Speaking of shoes, the Romans wore shoes in the Baths because in some rooms, the floors were heated and so hot your feet would be burned if you didn’t wear shoes. Look at the picture to the right. Do you see those strange columns of stone? In the Roman days, a floor rested on those columns. Hot air would flow through the columns under the floor, and rise to heat the floor above.
There were pools of all different temperatures in the Baths. Some pools were warm, some hot, and one pool was cold. The Romans would start out in warm pools, make their way to the hot pools, then if they were brave, end with a dip in the cold pool.
Yeah, no thanks. I prefer to stay nice and toasty.

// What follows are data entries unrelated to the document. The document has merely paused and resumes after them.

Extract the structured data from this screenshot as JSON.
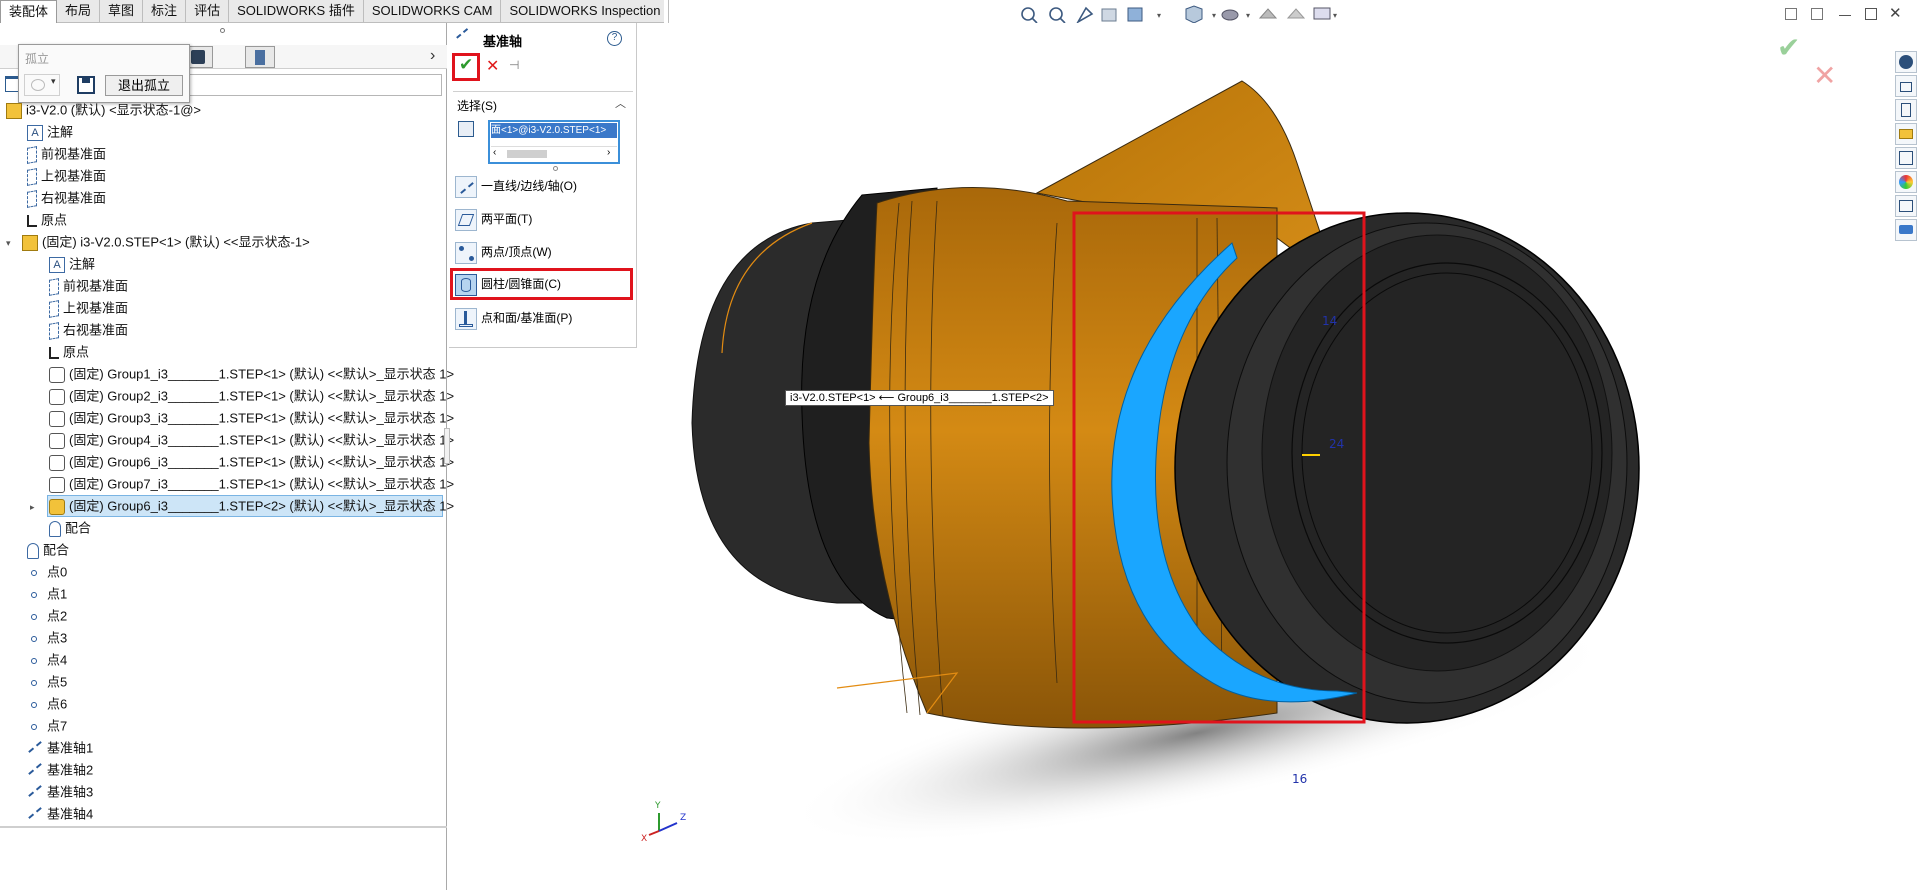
{
  "tabs": [
    "装配体",
    "布局",
    "草图",
    "标注",
    "评估",
    "SOLIDWORKS 插件",
    "SOLIDWORKS CAM",
    "SOLIDWORKS Inspection"
  ],
  "isolate": {
    "title": "孤立",
    "exit_label": "退出孤立"
  },
  "tree": {
    "root_label": "i3-V2.0 (默认) <显示状态-1@>",
    "items": [
      {
        "label": "注解",
        "icon": "annotation-icon"
      },
      {
        "label": "前视基准面",
        "icon": "plane-icon"
      },
      {
        "label": "上视基准面",
        "icon": "plane-icon"
      },
      {
        "label": "右视基准面",
        "icon": "plane-icon"
      },
      {
        "label": "原点",
        "icon": "origin-icon"
      },
      {
        "label": "(固定) i3-V2.0.STEP<1> (默认) <<显示状态-1>",
        "icon": "assembly-icon"
      },
      {
        "label": "注解",
        "icon": "annotation-icon"
      },
      {
        "label": "前视基准面",
        "icon": "plane-icon"
      },
      {
        "label": "上视基准面",
        "icon": "plane-icon"
      },
      {
        "label": "右视基准面",
        "icon": "plane-icon"
      },
      {
        "label": "原点",
        "icon": "origin-icon"
      },
      {
        "label": "(固定) Group1_i3_______1.STEP<1> (默认) <<默认>_显示状态 1>",
        "icon": "part-icon"
      },
      {
        "label": "(固定) Group2_i3_______1.STEP<1> (默认) <<默认>_显示状态 1>",
        "icon": "part-icon"
      },
      {
        "label": "(固定) Group3_i3_______1.STEP<1> (默认) <<默认>_显示状态 1>",
        "icon": "part-icon"
      },
      {
        "label": "(固定) Group4_i3_______1.STEP<1> (默认) <<默认>_显示状态 1>",
        "icon": "part-icon"
      },
      {
        "label": "(固定) Group6_i3_______1.STEP<1> (默认) <<默认>_显示状态 1>",
        "icon": "part-icon"
      },
      {
        "label": "(固定) Group7_i3_______1.STEP<1> (默认) <<默认>_显示状态 1>",
        "icon": "part-icon"
      },
      {
        "label": "(固定) Group6_i3_______1.STEP<2> (默认) <<默认>_显示状态 1>",
        "icon": "part-icon"
      },
      {
        "label": "配合",
        "icon": "mate-icon"
      },
      {
        "label": "配合",
        "icon": "mate-icon"
      },
      {
        "label": "点0",
        "icon": "point-icon"
      },
      {
        "label": "点1",
        "icon": "point-icon"
      },
      {
        "label": "点2",
        "icon": "point-icon"
      },
      {
        "label": "点3",
        "icon": "point-icon"
      },
      {
        "label": "点4",
        "icon": "point-icon"
      },
      {
        "label": "点5",
        "icon": "point-icon"
      },
      {
        "label": "点6",
        "icon": "point-icon"
      },
      {
        "label": "点7",
        "icon": "point-icon"
      },
      {
        "label": "基准轴1",
        "icon": "axis-icon"
      },
      {
        "label": "基准轴2",
        "icon": "axis-icon"
      },
      {
        "label": "基准轴3",
        "icon": "axis-icon"
      },
      {
        "label": "基准轴4",
        "icon": "axis-icon"
      }
    ]
  },
  "property_manager": {
    "title": "基准轴",
    "selection_header": "选择(S)",
    "selection_value": "面<1>@i3-V2.0.STEP<1>",
    "options": [
      {
        "label": "一直线/边线/轴(O)",
        "icon": "line-edge-axis-icon"
      },
      {
        "label": "两平面(T)",
        "icon": "two-planes-icon"
      },
      {
        "label": "两点/顶点(W)",
        "icon": "two-points-icon"
      },
      {
        "label": "圆柱/圆锥面(C)",
        "icon": "cylinder-cone-icon"
      },
      {
        "label": "点和面/基准面(P)",
        "icon": "point-face-icon"
      }
    ]
  },
  "viewport": {
    "tooltip": "i3-V2.0.STEP<1> ⟵ Group6_i3_______1.STEP<2>",
    "triad": {
      "x": "X",
      "y": "Y",
      "z": "Z"
    },
    "markers": [
      "14",
      "24",
      "16"
    ]
  },
  "colors": {
    "accent_red": "#e0131c",
    "body_orange": "#c97e0c",
    "cap_dark": "#2b2b2b",
    "highlight_blue": "#1aa6ff",
    "tab_bg": "#e9e9e9"
  }
}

Sometimes Romans of both sexes would bathe together; however, in other times, bathing with members of the opposite sex was forbidden. It depended on who the emperor was at the time. It’s believed that this is the reason for both the East and West Baths, which are virtually identical to each other—one for each gender.
I mentioned before that the Baths weren’t just for bathing purposes. The waters of the hot springs were believed to be healing, so people who were paralyzed or sick would come here to rest in the water, hoping they would be cured of their ailments.

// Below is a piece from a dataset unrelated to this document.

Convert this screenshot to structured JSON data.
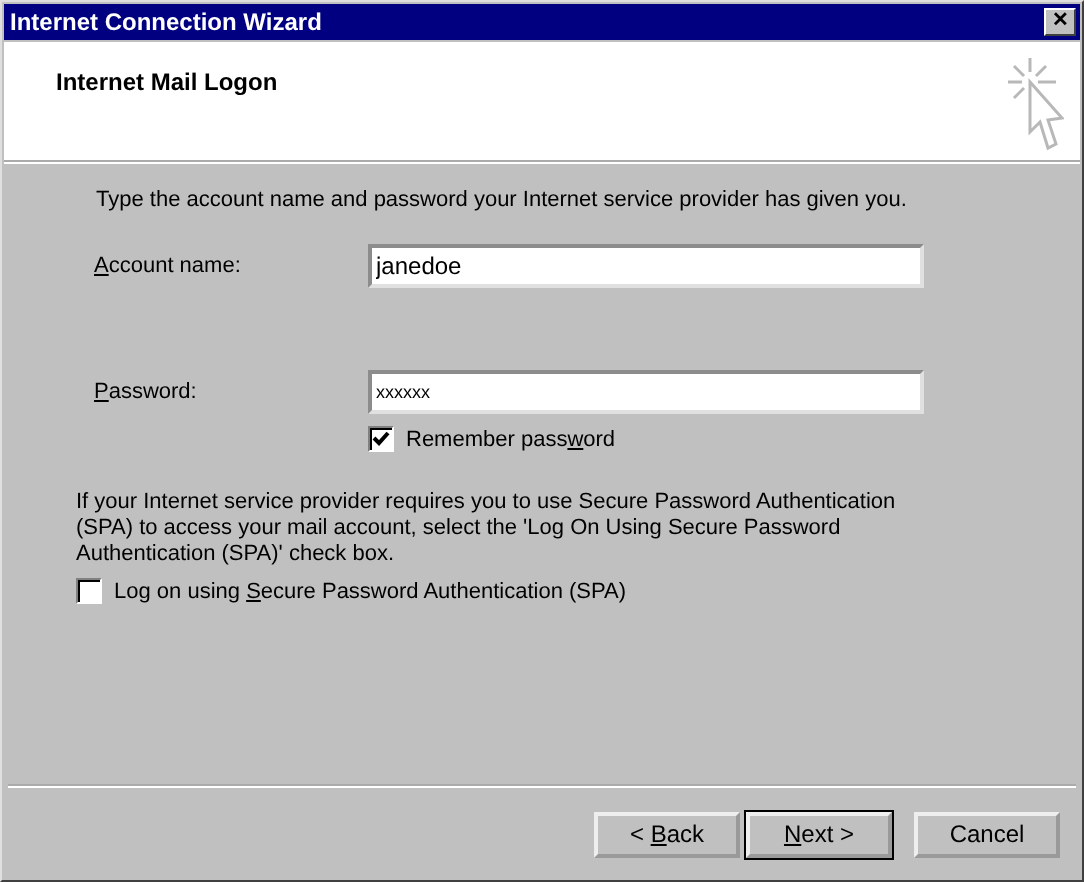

The Baths also served religious purposes. To the left is a picture of the sacred spring, which was a pool that nobody bathed in. If you look very closely in the picture, you can see a brown colored square under the water, along the right hand side of the pool (you might need to expand the picture to see it). In the Roman times, statues of gods and goddesses rested on these platforms. When you would walk past this pool at night, with the mist rising from the water, it would appear to you that the gods and goddesses were walking on the water.
So cool. So, so cool.
When leaving the Baths, you walk through the Pump Room. Here they have a fountain with water from the springs that you can drink.
I tried it, though I was a little apprehensive.
First of all, I wasn’t expecting the water to be warm. It makes sense since it comes from a hot spring, but it took me by surprise. I’m not entirely opposed to drinking warm water, but drinking water that’s the temperature of a bath is a little nasty.
Then there was the taste. You know when you drink tap water that has a lot of dissolved stuff (ions, etc.) in it, and it just has that funny tap water taste? Yeah, that’s what it tasted like and it was a little nasty.
So, taste + temperature = not water I would pay to drink.
They said that the water is supposed to heal you if you drink it though, so I braced myself and downed another cup.
Best to kill those nasty algae off if I had happened to ingest any of them.
After I exited the Baths I wandered back over to a lovely little park and Pulteney Bridge, then I walked up to the Royal Crescent and through another park. By this point were promising revenge if I continued to walk around, so with regret I parted from the beautiful buildings and headed back to the hostel.
So ended one of the best days of my trip, in the most beautiful city I’ve ever seen. If you’re ever in England, I would highly, highly recommend going to the city of Bath (you can get there from London by train), and going to see the Roman Baths. You won’t regret it.